ばたばたと時が過ぎ、バルクに年の瀬が迫ってきた。



ペルレ島の開発は進み冬になる前に娼館が完成した。言わねば貴族の別宅のような瀟洒な館は、連日船員達で賑わっていた。意外にもこの館の内装や調度品選定に大きく関わったのは、マダムの情夫いろであるガーランだった。キティの好みを活かし全体のバランスが取れるようにアドバイスをし、調度品を選んでやっていた。



「やっぱり、アンタって…」

「………」

「いや、なんでもないよ。野暮は言いこっなしだね」

「………」



ガーランはそれに対しては何も言わずに、ホールのカーテンの布見本を指差した。選ばれたカーテンは少し黒みが入った深い赤である。




娼館ができたのと時を合わせて、バルク国から島の上陸には入浴と医師の診断が義務付けられるようになった。


最初は上陸に風呂に入り医師の診断が必要な事や島内では愛用のナイフを預けお仕着せの服に着替えねばならないことに渋っていた船員達も、娼館に行けると聞いて我先にと進んで浴場に向かった。


広く真新しい風呂に入れば、年寄だが三助さんすけ--浴場で客の体を洗ったり湯を沸かす男の使用人--が、丁寧に髪や体を洗ってくれる。まるでどこかの貴族にでもなったような待遇に、慣れないうちはおっかなびっくりだった船員達も、気を良くして風呂を楽しんだ。

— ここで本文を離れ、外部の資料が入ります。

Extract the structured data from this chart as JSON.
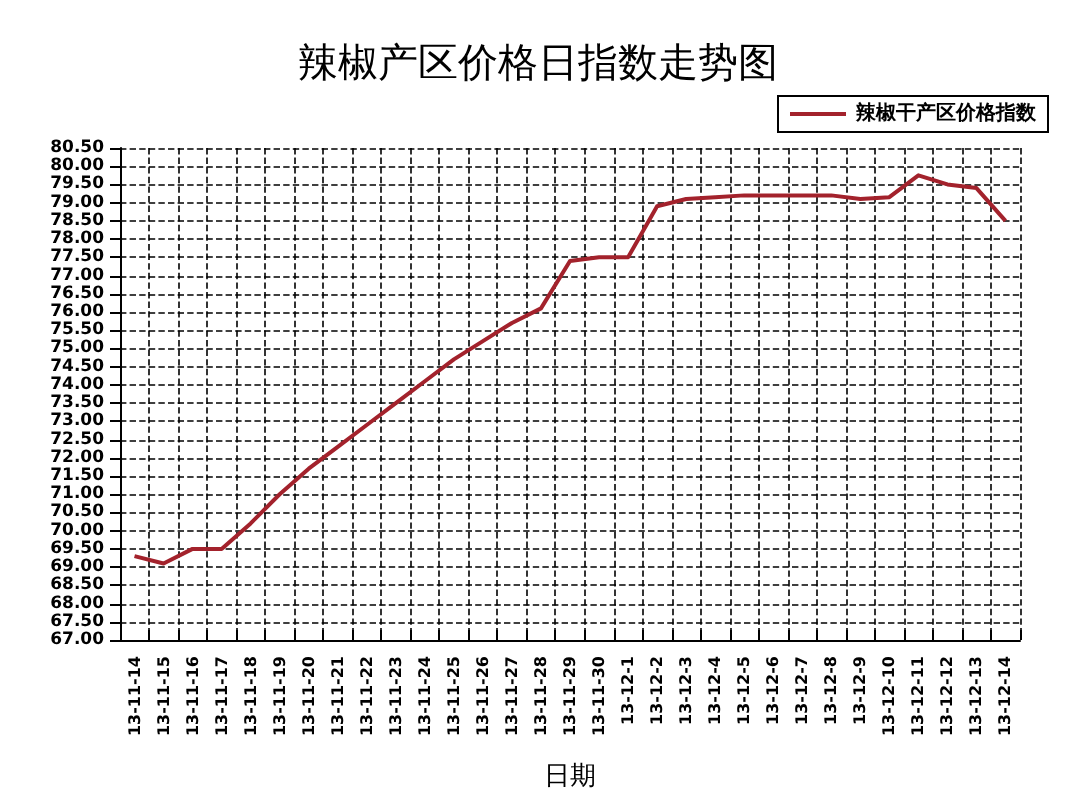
{
  "chart_data": {
    "type": "line",
    "title": "辣椒产区价格日指数走势图",
    "xlabel": "日期",
    "categories": [
      "13-11-14",
      "13-11-15",
      "13-11-16",
      "13-11-17",
      "13-11-18",
      "13-11-19",
      "13-11-20",
      "13-11-21",
      "13-11-22",
      "13-11-23",
      "13-11-24",
      "13-11-25",
      "13-11-26",
      "13-11-27",
      "13-11-28",
      "13-11-29",
      "13-11-30",
      "13-12-1",
      "13-12-2",
      "13-12-3",
      "13-12-4",
      "13-12-5",
      "13-12-6",
      "13-12-7",
      "13-12-8",
      "13-12-9",
      "13-12-10",
      "13-12-11",
      "13-12-12",
      "13-12-13",
      "13-12-14"
    ],
    "series": [
      {
        "name": "辣椒干产区价格指数",
        "color": "#a3222c",
        "values": [
          69.3,
          69.1,
          69.5,
          69.5,
          70.2,
          71.0,
          71.7,
          72.3,
          72.9,
          73.5,
          74.1,
          74.7,
          75.2,
          75.7,
          76.1,
          77.4,
          77.5,
          77.5,
          78.9,
          79.1,
          79.15,
          79.2,
          79.2,
          79.2,
          79.2,
          79.1,
          79.15,
          79.75,
          79.5,
          79.4,
          78.5
        ]
      }
    ],
    "ylim": [
      67,
      80.5
    ],
    "yticks": [
      {
        "value": 67,
        "label": "67.00"
      },
      {
        "value": 67.5,
        "label": "67.50"
      },
      {
        "value": 68,
        "label": "68.00"
      },
      {
        "value": 68.5,
        "label": "68.50"
      },
      {
        "value": 69,
        "label": "69.00"
      },
      {
        "value": 69.5,
        "label": "69.50"
      },
      {
        "value": 70,
        "label": "70.00"
      },
      {
        "value": 70.5,
        "label": "70.50"
      },
      {
        "value": 71,
        "label": "71.00"
      },
      {
        "value": 71.5,
        "label": "71.50"
      },
      {
        "value": 72,
        "label": "72.00"
      },
      {
        "value": 72.5,
        "label": "72.50"
      },
      {
        "value": 73,
        "label": "73.00"
      },
      {
        "value": 73.5,
        "label": "73.50"
      },
      {
        "value": 74,
        "label": "74.00"
      },
      {
        "value": 74.5,
        "label": "74.50"
      },
      {
        "value": 75,
        "label": "75.00"
      },
      {
        "value": 75.5,
        "label": "75.50"
      },
      {
        "value": 76,
        "label": "76.00"
      },
      {
        "value": 76.5,
        "label": "76.50"
      },
      {
        "value": 77,
        "label": "77.00"
      },
      {
        "value": 77.5,
        "label": "77.50"
      },
      {
        "value": 78,
        "label": "78.00"
      },
      {
        "value": 78.5,
        "label": "78.50"
      },
      {
        "value": 79,
        "label": "79.00"
      },
      {
        "value": 79.5,
        "label": "79.50"
      },
      {
        "value": 80,
        "label": "80.00"
      },
      {
        "value": 80.5,
        "label": "80.50"
      }
    ],
    "grid": true,
    "legend": "top right",
    "marker": "none",
    "line_style": "solid"
  }
}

どうせ風呂に入り診断を受けなければ船でいつもの飯を食うしかないし、娼館にはいけない。ならばさっと済ませるに限る。


おまけに風呂上がりには小さなコップでレモンチューハイが1杯無料で振る舞われるのだ。風呂上がりの火照った体に炭酸の効いたレモンチューハイはぐっと胃袋に染み込んでいく。清潔な体に合うお仕着せを着て、いい気分で医者の診断の列に並んだ。

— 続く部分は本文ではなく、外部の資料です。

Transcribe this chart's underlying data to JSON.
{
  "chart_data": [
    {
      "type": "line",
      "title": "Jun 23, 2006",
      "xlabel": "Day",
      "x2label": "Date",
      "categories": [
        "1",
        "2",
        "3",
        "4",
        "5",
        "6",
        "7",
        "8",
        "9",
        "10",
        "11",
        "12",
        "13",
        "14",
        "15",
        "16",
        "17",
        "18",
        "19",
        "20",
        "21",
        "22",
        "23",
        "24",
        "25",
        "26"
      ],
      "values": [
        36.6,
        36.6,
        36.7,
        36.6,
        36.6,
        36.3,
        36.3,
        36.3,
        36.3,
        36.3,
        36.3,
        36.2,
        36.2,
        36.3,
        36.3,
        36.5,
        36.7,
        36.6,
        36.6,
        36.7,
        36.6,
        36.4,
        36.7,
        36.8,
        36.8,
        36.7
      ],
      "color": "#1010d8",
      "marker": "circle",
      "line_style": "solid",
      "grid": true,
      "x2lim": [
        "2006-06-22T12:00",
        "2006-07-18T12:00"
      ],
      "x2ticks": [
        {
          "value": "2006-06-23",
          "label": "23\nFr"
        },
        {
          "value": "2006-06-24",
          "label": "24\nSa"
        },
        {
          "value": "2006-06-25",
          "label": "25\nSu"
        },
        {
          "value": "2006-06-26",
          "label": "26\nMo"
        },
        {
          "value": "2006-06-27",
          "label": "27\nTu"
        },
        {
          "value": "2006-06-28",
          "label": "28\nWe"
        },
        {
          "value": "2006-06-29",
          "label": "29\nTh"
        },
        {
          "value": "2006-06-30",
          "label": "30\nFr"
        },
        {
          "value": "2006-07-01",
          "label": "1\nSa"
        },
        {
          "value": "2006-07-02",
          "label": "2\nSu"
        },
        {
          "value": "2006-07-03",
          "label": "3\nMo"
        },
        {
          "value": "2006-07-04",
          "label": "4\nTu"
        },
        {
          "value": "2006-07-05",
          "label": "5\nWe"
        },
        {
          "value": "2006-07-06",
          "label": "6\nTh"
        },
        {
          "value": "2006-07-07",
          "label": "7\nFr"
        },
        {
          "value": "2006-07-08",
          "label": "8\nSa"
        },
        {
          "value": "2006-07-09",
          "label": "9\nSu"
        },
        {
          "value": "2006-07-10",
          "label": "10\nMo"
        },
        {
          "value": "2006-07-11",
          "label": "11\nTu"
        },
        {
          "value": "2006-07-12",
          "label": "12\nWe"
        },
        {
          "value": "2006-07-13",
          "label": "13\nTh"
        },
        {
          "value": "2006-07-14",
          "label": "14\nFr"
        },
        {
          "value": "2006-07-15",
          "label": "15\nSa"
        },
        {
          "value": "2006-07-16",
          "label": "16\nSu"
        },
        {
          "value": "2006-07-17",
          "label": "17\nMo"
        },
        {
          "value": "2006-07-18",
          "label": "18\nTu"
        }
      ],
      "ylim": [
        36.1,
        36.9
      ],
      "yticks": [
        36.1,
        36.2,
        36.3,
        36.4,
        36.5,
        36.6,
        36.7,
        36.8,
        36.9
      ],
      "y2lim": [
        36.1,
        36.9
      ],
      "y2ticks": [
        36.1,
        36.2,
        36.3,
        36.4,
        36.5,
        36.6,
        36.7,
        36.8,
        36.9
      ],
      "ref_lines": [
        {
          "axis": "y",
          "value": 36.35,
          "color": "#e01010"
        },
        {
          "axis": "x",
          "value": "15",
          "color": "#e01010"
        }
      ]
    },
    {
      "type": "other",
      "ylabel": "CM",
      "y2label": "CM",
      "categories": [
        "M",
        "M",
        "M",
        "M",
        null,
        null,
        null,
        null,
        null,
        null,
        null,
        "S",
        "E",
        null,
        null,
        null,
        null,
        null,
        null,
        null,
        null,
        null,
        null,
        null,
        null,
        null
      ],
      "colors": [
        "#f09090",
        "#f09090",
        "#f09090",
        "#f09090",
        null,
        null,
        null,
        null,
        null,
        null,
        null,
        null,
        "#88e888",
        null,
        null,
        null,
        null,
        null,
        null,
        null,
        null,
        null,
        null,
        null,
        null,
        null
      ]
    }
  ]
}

風呂はまぁまぁだったなぁ。背中を流してもらうのはちっちぇ頃にお袋に流してもらって以来だ。爺じゃなくて色っぽい女ならもっと良かったが…などと考えていたら診察の順番が回ってきた。


これまた年寄りの医者に手首を握られて、あっかんべーをして舌を出したり頭を見られたりと医者とはおかしなことをさせるものだと思いつつ、体の調子はと聞かれて「俺は今まで病気になった事なんぞねぇよ」と言うと、医者はにこりと笑って「そうかそうか、じゃペルレ島を楽しむんじゃな」と奥の扉を指差した。


奥の扉を開けて案内係に先導されて酒場のホールに行くと、すでに仲間達や他の船の船員達がわいわいと食事と酒を楽しんでいた。

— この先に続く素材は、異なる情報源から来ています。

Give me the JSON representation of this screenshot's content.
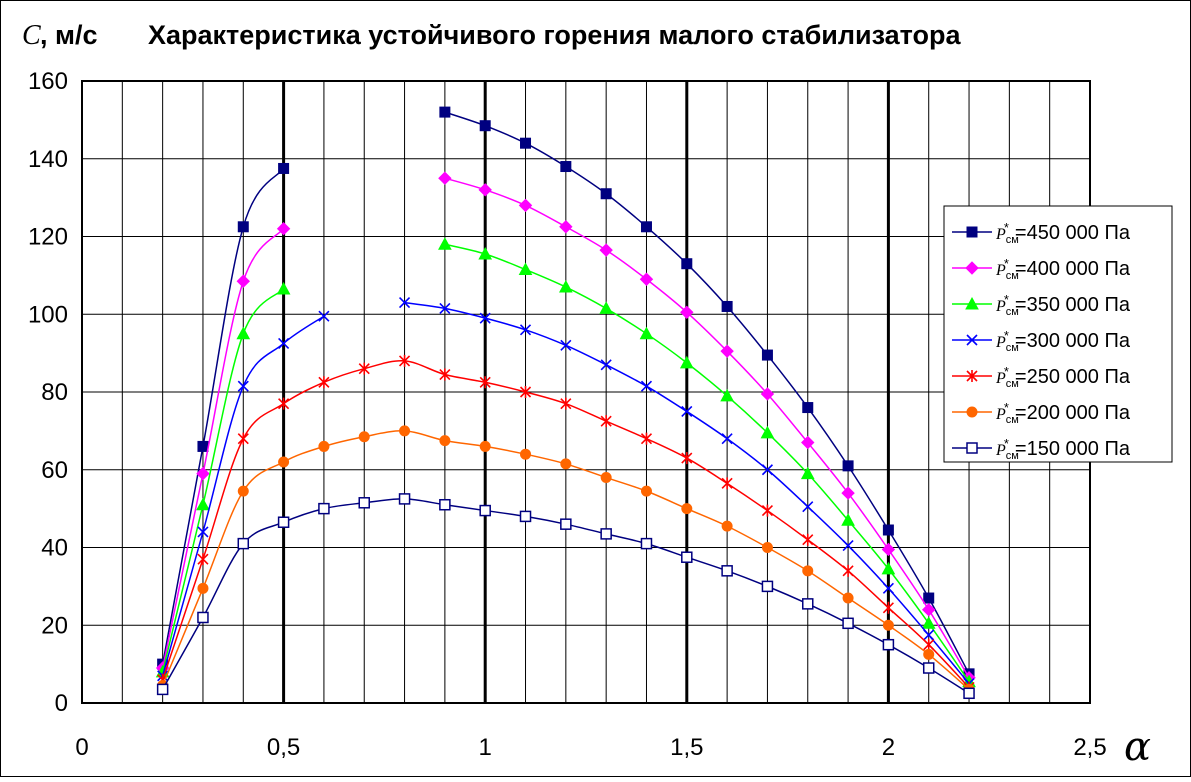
{
  "chart_data": {
    "type": "line",
    "title": "Характеристика устойчивого горения малого стабилизатора",
    "ylabel_symbol": "C",
    "ylabel_unit": ", м/с",
    "xlabel": "α",
    "xlim": [
      0,
      2.5
    ],
    "ylim": [
      0,
      160
    ],
    "x_ticks": [
      0,
      0.5,
      1,
      1.5,
      2,
      2.5
    ],
    "x_tick_labels": [
      "0",
      "0,5",
      "1",
      "1,5",
      "2",
      "2,5"
    ],
    "y_ticks": [
      0,
      20,
      40,
      60,
      80,
      100,
      120,
      140,
      160
    ],
    "y_tick_labels": [
      "0",
      "20",
      "40",
      "60",
      "80",
      "100",
      "120",
      "140",
      "160"
    ],
    "grid": true,
    "legend_position": "right",
    "legend_symbol": "P",
    "legend_sub": "см",
    "legend_sup": "*",
    "series": [
      {
        "name": "=450 000 Па",
        "color": "#000080",
        "marker": "square-filled",
        "segments": [
          {
            "x": [
              0.2,
              0.3,
              0.4,
              0.5
            ],
            "y": [
              10,
              66,
              122.5,
              137.5
            ]
          },
          {
            "x": [
              0.9,
              1.0,
              1.1,
              1.2,
              1.3,
              1.4,
              1.5,
              1.6,
              1.7,
              1.8,
              1.9,
              2.0,
              2.1,
              2.2
            ],
            "y": [
              152,
              148.5,
              144,
              138,
              131,
              122.5,
              113,
              102,
              89.5,
              76,
              61,
              44.5,
              27,
              7.5
            ]
          }
        ]
      },
      {
        "name": "=400 000 Па",
        "color": "#ff00ff",
        "marker": "diamond-filled",
        "segments": [
          {
            "x": [
              0.2,
              0.3,
              0.4,
              0.5
            ],
            "y": [
              9,
              59,
              108.5,
              122
            ]
          },
          {
            "x": [
              0.9,
              1.0,
              1.1,
              1.2,
              1.3,
              1.4,
              1.5,
              1.6,
              1.7,
              1.8,
              1.9,
              2.0,
              2.1,
              2.2
            ],
            "y": [
              135,
              132,
              128,
              122.5,
              116.5,
              109,
              100.5,
              90.5,
              79.5,
              67,
              54,
              39.5,
              24,
              6.5
            ]
          }
        ]
      },
      {
        "name": "=350 000 Па",
        "color": "#00ff00",
        "marker": "triangle-filled",
        "segments": [
          {
            "x": [
              0.2,
              0.3,
              0.4,
              0.5
            ],
            "y": [
              8,
              51,
              95,
              106.5
            ]
          },
          {
            "x": [
              0.9,
              1.0,
              1.1,
              1.2,
              1.3,
              1.4,
              1.5,
              1.6,
              1.7,
              1.8,
              1.9,
              2.0,
              2.1,
              2.2
            ],
            "y": [
              118,
              115.5,
              111.5,
              107,
              101.5,
              95,
              87.5,
              79,
              69.5,
              59,
              47,
              34.5,
              20.5,
              5.5
            ]
          }
        ]
      },
      {
        "name": "=300 000 Па",
        "color": "#0000ff",
        "marker": "x",
        "segments": [
          {
            "x": [
              0.2,
              0.3,
              0.4,
              0.5,
              0.6
            ],
            "y": [
              7,
              44,
              81.5,
              92.5,
              99.5
            ]
          },
          {
            "x": [
              0.8,
              0.9,
              1.0,
              1.1,
              1.2,
              1.3,
              1.4,
              1.5,
              1.6,
              1.7,
              1.8,
              1.9,
              2.0,
              2.1,
              2.2
            ],
            "y": [
              103,
              101.5,
              99,
              96,
              92,
              87,
              81.5,
              75,
              68,
              60,
              50.5,
              40.5,
              29.5,
              17.5,
              5
            ]
          }
        ]
      },
      {
        "name": "=250 000 Па",
        "color": "#ff0000",
        "marker": "star",
        "segments": [
          {
            "x": [
              0.2,
              0.3,
              0.4,
              0.5,
              0.6,
              0.7,
              0.8,
              0.9,
              1.0,
              1.1,
              1.2,
              1.3,
              1.4,
              1.5,
              1.6,
              1.7,
              1.8,
              1.9,
              2.0,
              2.1,
              2.2
            ],
            "y": [
              6,
              37,
              68,
              77,
              82.5,
              86,
              88,
              84.5,
              82.5,
              80,
              77,
              72.5,
              68,
              63,
              56.5,
              49.5,
              42,
              34,
              24.5,
              15,
              4
            ]
          }
        ]
      },
      {
        "name": "=200 000 Па",
        "color": "#ff6600",
        "marker": "circle-filled",
        "segments": [
          {
            "x": [
              0.2,
              0.3,
              0.4,
              0.5,
              0.6,
              0.7,
              0.8,
              0.9,
              1.0,
              1.1,
              1.2,
              1.3,
              1.4,
              1.5,
              1.6,
              1.7,
              1.8,
              1.9,
              2.0,
              2.1,
              2.2
            ],
            "y": [
              4.5,
              29.5,
              54.5,
              62,
              66,
              68.5,
              70,
              67.5,
              66,
              64,
              61.5,
              58,
              54.5,
              50,
              45.5,
              40,
              34,
              27,
              20,
              12.5,
              3.5
            ]
          }
        ]
      },
      {
        "name": "=150 000 Па",
        "color": "#000080",
        "marker": "square-open",
        "segments": [
          {
            "x": [
              0.2,
              0.3,
              0.4,
              0.5,
              0.6,
              0.7,
              0.8,
              0.9,
              1.0,
              1.1,
              1.2,
              1.3,
              1.4,
              1.5,
              1.6,
              1.7,
              1.8,
              1.9,
              2.0,
              2.1,
              2.2
            ],
            "y": [
              3.5,
              22,
              41,
              46.5,
              50,
              51.5,
              52.5,
              51,
              49.5,
              48,
              46,
              43.5,
              41,
              37.5,
              34,
              30,
              25.5,
              20.5,
              15,
              9,
              2.5
            ]
          }
        ]
      }
    ]
  }
}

この酒場では、この島でしか食べられない炭酸を使った珍しい酒や揚げ物食事がわんさかと出てくる。


酒場の所々には小さなテーブルがあり、この酒場で出している料理が並んでいた。案内係が言うには皆さん初めて食べる料理ばかりなので、ちょっと摘んで好みの物を頼んでくださいとフォークを渡された。


物珍しさに全ての料理を味見して、茶色のソースのかかったとんかつと言う豚の揚げ物とフライドポテトとレモンソースのかかった魚の揚げ物を頼んだ。


--うめぇ。旨すぎる。何だここの酒場は!


どの料理や酒にもふんだんにレモンやオレンジが使われ、船の味気ない食事とは比べ物にならない。おまけに酒場の一角にあるステージで踊る女達もとびきりのいい女達だ。腹ごしらえをして、気に入った女を指名すると隣に来て酒の相手をしてくれた。


女からは甘い良い匂いがして鼻をくすぐる。しばらく席でいちゃいちゃすると酒場から少し離れた娼館に誘われた。


歩いて数分の娼館は、これまたお貴族様のお屋敷のようでびっくりしたが、見れば酒場に行かず直接ここに来た仲間がホールで両脇に女を抱え、ご満悦に楽しんでいる。



「よう!やっと来たか?」

「お前、酒場に居ねぇと思ったら、ここにいたのか」

「おうよ、ここでも飯は食えると聞いてなぁ。美味い飯に旨い酒。ここは天国だぜ」

「天使もいるしなぁ」


男達は、ペルレ島の滞在を思う存分楽しんでいた。


ペルレ島で男達が喜んで楽しんでいたが、喜んでいたのは男達だけではない。娼館に勤める女達もだ。最初は働く日が減ればそれだけ年季があけるのが遅れると思っていた女達だが、この島では客はみんな風呂に入ってから娼館にやってくる。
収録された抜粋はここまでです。